In this work an approach was suggested for efficient hyper parameter optimisation for building well conditioned gradient enhanced kriging metamodels. The approach consists of two steps, a one dimensional line search where all hyper-parameters are treated as one variable, and a gradient based optimisation starting from the solution of the initial line search. In order to ensure a suitable condition number of the correlation matrix, an upper bound constraint was enforced. Partial derivatives of the condition number with respect to the correlation matrix was derived in order to use this constraint in the gradient based optimisation approach. Both the method of feasible directions and sequential quadratic programming was evaluated within the approach.

The approach was compared to random start point gradient based algorithms, multiple start point gradient based algorithms and a genetic algorithm followed by gradient based algorithms from promising points. It was shown that the approach outperforms random start-point and multi-start gradient based algorithms in terms of both computational performance and quality of solutions. The comparative study shows the SQP to be the better choice of algorithm within the approach as it provides slightly higher condensed log-likelihood values than the MFD for a similar time to build.

The proposed approach, using both the SQP and MFD, was compared to a selection of the other optimisation approaches using an aircraft wing model comprising of 126 thickness design variables. The GS-SQP consistently provides the highest condensed log likelihood value closely followed by the GS-MFD.
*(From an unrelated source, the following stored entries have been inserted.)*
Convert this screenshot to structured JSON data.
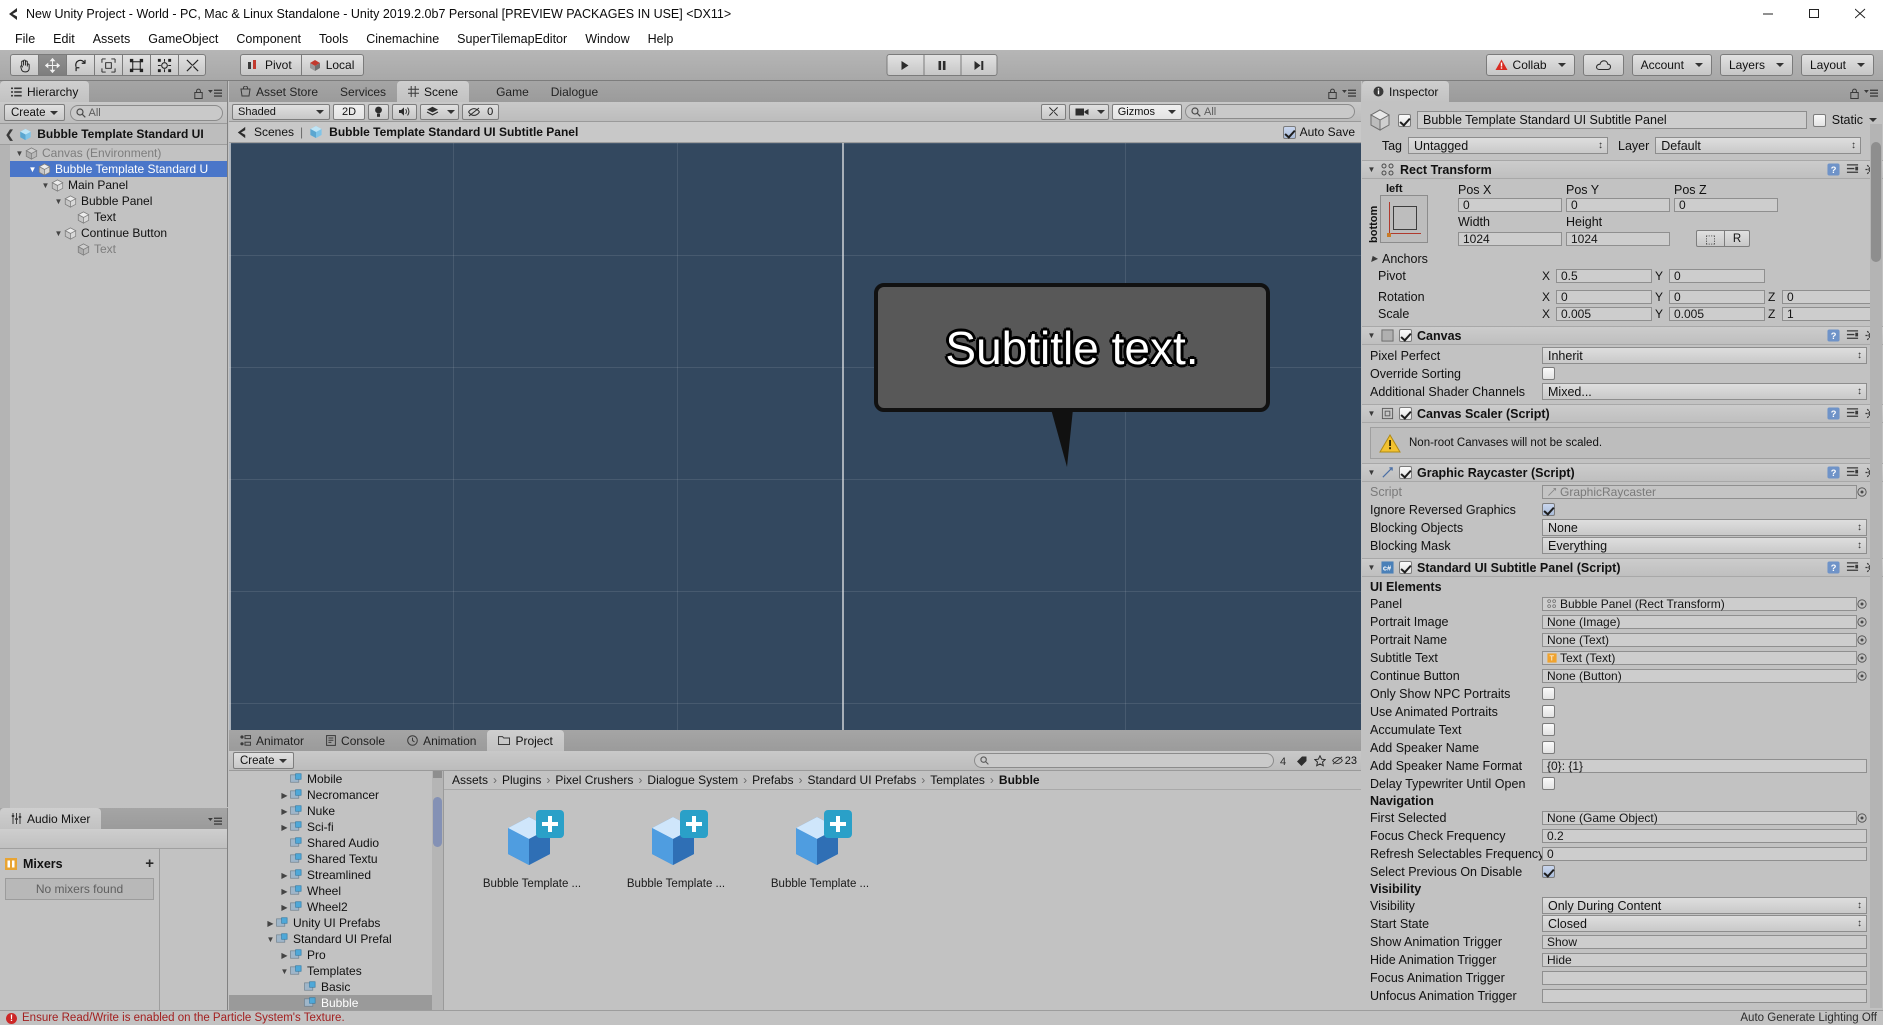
{
  "window": {
    "title": "New Unity Project - World - PC, Mac & Linux Standalone - Unity 2019.2.0b7 Personal [PREVIEW PACKAGES IN USE] <DX11>",
    "minimize": "—",
    "maximize": "▢",
    "close": "✕"
  },
  "menu": [
    "File",
    "Edit",
    "Assets",
    "GameObject",
    "Component",
    "Tools",
    "Cinemachine",
    "SuperTilemapEditor",
    "Window",
    "Help"
  ],
  "toolbar": {
    "tools": [
      "hand-tool",
      "move-tool",
      "rotate-tool",
      "scale-tool",
      "rect-tool",
      "transform-tool",
      "custom-tool"
    ],
    "pivot": "Pivot",
    "local": "Local",
    "play": "play",
    "pause": "pause",
    "step": "step",
    "collab": "Collab",
    "cloud": "cloud",
    "account": "Account",
    "layers": "Layers",
    "layout": "Layout"
  },
  "hierarchy": {
    "tab": "Hierarchy",
    "create": "Create",
    "search_placeholder": "All",
    "breadcrumb": "Bubble Template Standard UI",
    "items": [
      {
        "label": "Canvas (Environment)",
        "depth": 0,
        "arrow": "▼",
        "selected": false,
        "dim": true
      },
      {
        "label": "Bubble Template Standard U",
        "depth": 1,
        "arrow": "▼",
        "selected": true,
        "dim": false
      },
      {
        "label": "Main Panel",
        "depth": 2,
        "arrow": "▼",
        "selected": false,
        "dim": false
      },
      {
        "label": "Bubble Panel",
        "depth": 3,
        "arrow": "▼",
        "selected": false,
        "dim": false
      },
      {
        "label": "Text",
        "depth": 4,
        "arrow": "",
        "selected": false,
        "dim": false
      },
      {
        "label": "Continue Button",
        "depth": 3,
        "arrow": "▼",
        "selected": false,
        "dim": false
      },
      {
        "label": "Text",
        "depth": 4,
        "arrow": "",
        "selected": false,
        "dim": true
      }
    ]
  },
  "scene": {
    "tabs": [
      "Asset Store",
      "Services",
      "Scene",
      "Game",
      "Dialogue"
    ],
    "active_tab": "Scene",
    "shading": "Shaded",
    "mode_2d": "2D",
    "gizmos": "Gizmos",
    "gizmo_search_placeholder": "All",
    "hidden_count": "0",
    "breadcrumb_root": "Scenes",
    "breadcrumb_object": "Bubble Template Standard UI Subtitle Panel",
    "auto_save": "Auto Save",
    "bubble_text": "Subtitle text."
  },
  "project": {
    "tabs": [
      "Animator",
      "Console",
      "Animation",
      "Project"
    ],
    "active_tab": "Project",
    "create": "Create",
    "search_placeholder": "",
    "item_count": "23",
    "breadcrumb": [
      "Assets",
      "Plugins",
      "Pixel Crushers",
      "Dialogue System",
      "Prefabs",
      "Standard UI Prefabs",
      "Templates",
      "Bubble"
    ],
    "tree": [
      {
        "label": "Mobile",
        "depth": 3,
        "arrow": "",
        "selected": false
      },
      {
        "label": "Necromancer",
        "depth": 3,
        "arrow": "▶",
        "selected": false
      },
      {
        "label": "Nuke",
        "depth": 3,
        "arrow": "▶",
        "selected": false
      },
      {
        "label": "Sci-fi",
        "depth": 3,
        "arrow": "▶",
        "selected": false
      },
      {
        "label": "Shared Audio",
        "depth": 3,
        "arrow": "",
        "selected": false
      },
      {
        "label": "Shared Textu",
        "depth": 3,
        "arrow": "",
        "selected": false
      },
      {
        "label": "Streamlined",
        "depth": 3,
        "arrow": "▶",
        "selected": false
      },
      {
        "label": "Wheel",
        "depth": 3,
        "arrow": "▶",
        "selected": false
      },
      {
        "label": "Wheel2",
        "depth": 3,
        "arrow": "▶",
        "selected": false
      },
      {
        "label": "Unity UI Prefabs",
        "depth": 2,
        "arrow": "▶",
        "selected": false
      },
      {
        "label": "Standard UI Prefal",
        "depth": 2,
        "arrow": "▼",
        "selected": false
      },
      {
        "label": "Pro",
        "depth": 3,
        "arrow": "▶",
        "selected": false
      },
      {
        "label": "Templates",
        "depth": 3,
        "arrow": "▼",
        "selected": false
      },
      {
        "label": "Basic",
        "depth": 4,
        "arrow": "",
        "selected": false
      },
      {
        "label": "Bubble",
        "depth": 4,
        "arrow": "",
        "selected": true
      }
    ],
    "assets": [
      {
        "label": "Bubble Template ..."
      },
      {
        "label": "Bubble Template ..."
      },
      {
        "label": "Bubble Template ..."
      }
    ]
  },
  "mixer": {
    "tab": "Audio Mixer",
    "heading": "Mixers",
    "add": "+",
    "empty": "No mixers found"
  },
  "inspector": {
    "tab": "Inspector",
    "object_name": "Bubble Template Standard UI Subtitle Panel",
    "static_label": "Static",
    "tag_label": "Tag",
    "tag_value": "Untagged",
    "layer_label": "Layer",
    "layer_value": "Default",
    "rect_transform": {
      "title": "Rect Transform",
      "anchor_top": "left",
      "anchor_side": "bottom",
      "pos_x_label": "Pos X",
      "pos_x": "0",
      "pos_y_label": "Pos Y",
      "pos_y": "0",
      "pos_z_label": "Pos Z",
      "pos_z": "0",
      "width_label": "Width",
      "width": "1024",
      "height_label": "Height",
      "height": "1024",
      "blueprint": "⬚",
      "raw": "R",
      "anchors_label": "Anchors",
      "pivot_label": "Pivot",
      "pivot_x": "0.5",
      "pivot_y": "0",
      "rotation_label": "Rotation",
      "rot_x": "0",
      "rot_y": "0",
      "rot_z": "0",
      "scale_label": "Scale",
      "scale_x": "0.005",
      "scale_y": "0.005",
      "scale_z": "1"
    },
    "canvas": {
      "title": "Canvas",
      "pixel_perfect_label": "Pixel Perfect",
      "pixel_perfect": "Inherit",
      "override_sorting_label": "Override Sorting",
      "shader_channels_label": "Additional Shader Channels",
      "shader_channels": "Mixed..."
    },
    "canvas_scaler": {
      "title": "Canvas Scaler (Script)",
      "warning": "Non-root Canvases will not be scaled."
    },
    "graphic_raycaster": {
      "title": "Graphic Raycaster (Script)",
      "script_label": "Script",
      "script_value": "GraphicRaycaster",
      "ignore_label": "Ignore Reversed Graphics",
      "blocking_objects_label": "Blocking Objects",
      "blocking_objects": "None",
      "blocking_mask_label": "Blocking Mask",
      "blocking_mask": "Everything"
    },
    "subtitle_panel": {
      "title": "Standard UI Subtitle Panel (Script)",
      "section_ui": "UI Elements",
      "panel_label": "Panel",
      "panel_value": "Bubble Panel (Rect Transform)",
      "portrait_image_label": "Portrait Image",
      "portrait_image": "None (Image)",
      "portrait_name_label": "Portrait Name",
      "portrait_name": "None (Text)",
      "subtitle_text_label": "Subtitle Text",
      "subtitle_text": "Text (Text)",
      "continue_button_label": "Continue Button",
      "continue_button": "None (Button)",
      "only_npc_label": "Only Show NPC Portraits",
      "animated_portraits_label": "Use Animated Portraits",
      "accumulate_label": "Accumulate Text",
      "add_speaker_label": "Add Speaker Name",
      "add_speaker_format_label": "Add Speaker Name Format",
      "add_speaker_format": "{0}: {1}",
      "delay_typewriter_label": "Delay Typewriter Until Open",
      "section_nav": "Navigation",
      "first_selected_label": "First Selected",
      "first_selected": "None (Game Object)",
      "focus_check_label": "Focus Check Frequency",
      "focus_check": "0.2",
      "refresh_sel_label": "Refresh Selectables Frequency",
      "refresh_sel": "0",
      "select_prev_label": "Select Previous On Disable",
      "section_vis": "Visibility",
      "visibility_label": "Visibility",
      "visibility": "Only During Content",
      "start_state_label": "Start State",
      "start_state": "Closed",
      "show_anim_label": "Show Animation Trigger",
      "show_anim": "Show",
      "hide_anim_label": "Hide Animation Trigger",
      "hide_anim": "Hide",
      "focus_anim_label": "Focus Animation Trigger",
      "focus_anim": "",
      "unfocus_anim_label": "Unfocus Animation Trigger",
      "unfocus_anim": ""
    }
  },
  "status": {
    "error": "Ensure Read/Write is enabled on the Particle System's Texture.",
    "right": "Auto Generate Lighting Off"
  },
  "colors": {
    "accent_blue": "#4a76c9",
    "scene_bg": "#33485f",
    "error_red": "#a32020",
    "prefab_blue": "#2aa0c8"
  }
}
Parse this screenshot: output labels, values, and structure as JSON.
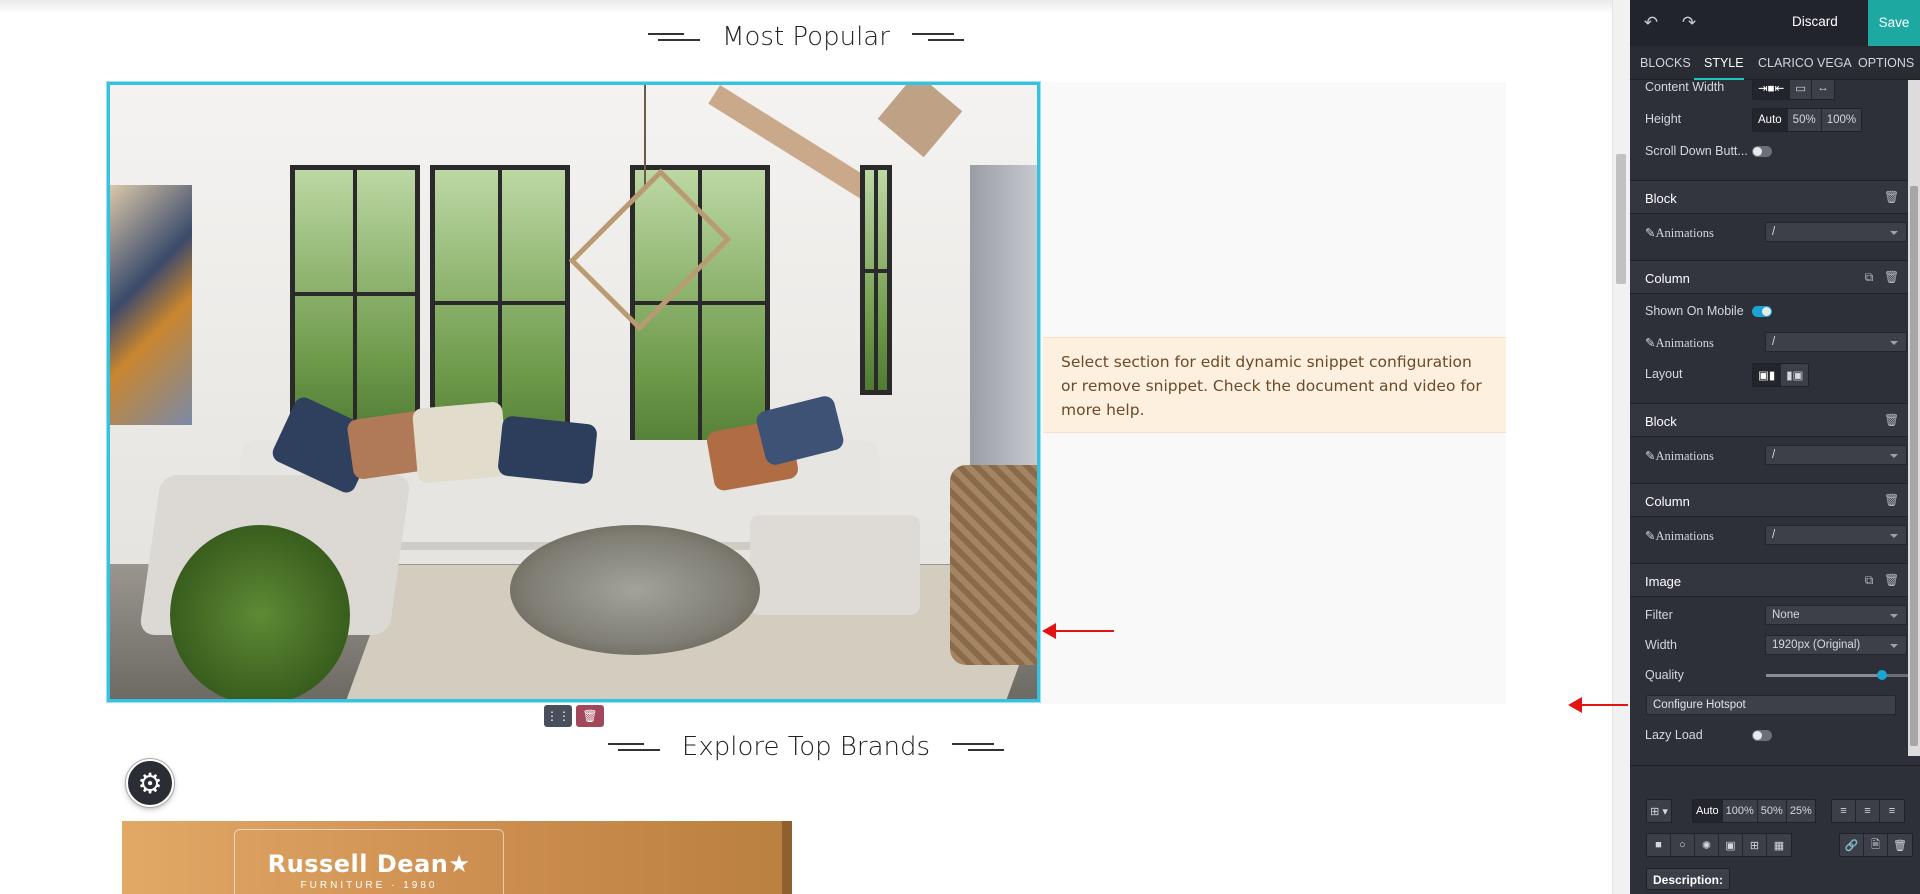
{
  "canvas": {
    "popular_title": "Most Popular",
    "brands_title": "Explore Top Brands",
    "snippet_note": "Select section for edit dynamic snippet configuration or remove snippet. Check the document and video for more help.",
    "brand_name": "Russell Dean★",
    "brand_sub": "FURNITURE · 1980",
    "move_icon": "move-handle-icon",
    "delete_icon": "trash-icon",
    "settings_icon": "gear-icon"
  },
  "editor": {
    "undo_icon": "undo-icon",
    "redo_icon": "redo-icon",
    "discard": "Discard",
    "save": "Save",
    "tabs": [
      "BLOCKS",
      "STYLE",
      "CLARICO VEGA",
      "OPTIONS"
    ],
    "active_tab": "STYLE",
    "accent": "#1ea8a2",
    "section": {
      "content_width_label": "Content Width",
      "height_label": "Height",
      "height_options": [
        "Auto",
        "50%",
        "100%"
      ],
      "height_selected": "Auto",
      "scroll_down_label": "Scroll Down Butt...",
      "scroll_down_on": false
    },
    "block1": {
      "title": "Block",
      "animations_label": "Animations",
      "animations_value": "/"
    },
    "column1": {
      "title": "Column",
      "shown_on_mobile_label": "Shown On Mobile",
      "shown_on_mobile_on": true,
      "animations_label": "Animations",
      "animations_value": "/",
      "layout_label": "Layout"
    },
    "block2": {
      "title": "Block",
      "animations_label": "Animations",
      "animations_value": "/"
    },
    "column2": {
      "title": "Column",
      "animations_label": "Animations",
      "animations_value": "/"
    },
    "image": {
      "title": "Image",
      "filter_label": "Filter",
      "filter_value": "None",
      "width_label": "Width",
      "width_value": "1920px (Original)",
      "quality_label": "Quality",
      "quality_fraction": 0.82,
      "hotspot_button": "Configure Hotspot",
      "lazy_load_label": "Lazy Load",
      "lazy_load_on": false
    },
    "bottom": {
      "size_options": [
        "Auto",
        "100%",
        "50%",
        "25%"
      ],
      "size_selected": "Auto",
      "description_button": "Description:"
    }
  }
}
In some case it was shown that a big improvement in log likelihood did not necessarily translate to an improvement in generalisation error. This was particularly apparent for the wing tip displacement metamodels where the GS-SQP provided a higher condensed log likelihood than the GS case but the generalisation error was of comparable magnitude.

A possible limitation of the proposed strategy may be the assumption made when finding the starting point, that the optimum lies close to the hyper diagonal of the hyper parameter space. If this assumption is not correct for a given problem then the efficiency of the proposed strategy may be reduced. However this was not shown in the scalable polynomial example which was chosen for it’s varying non-linearity between design variables.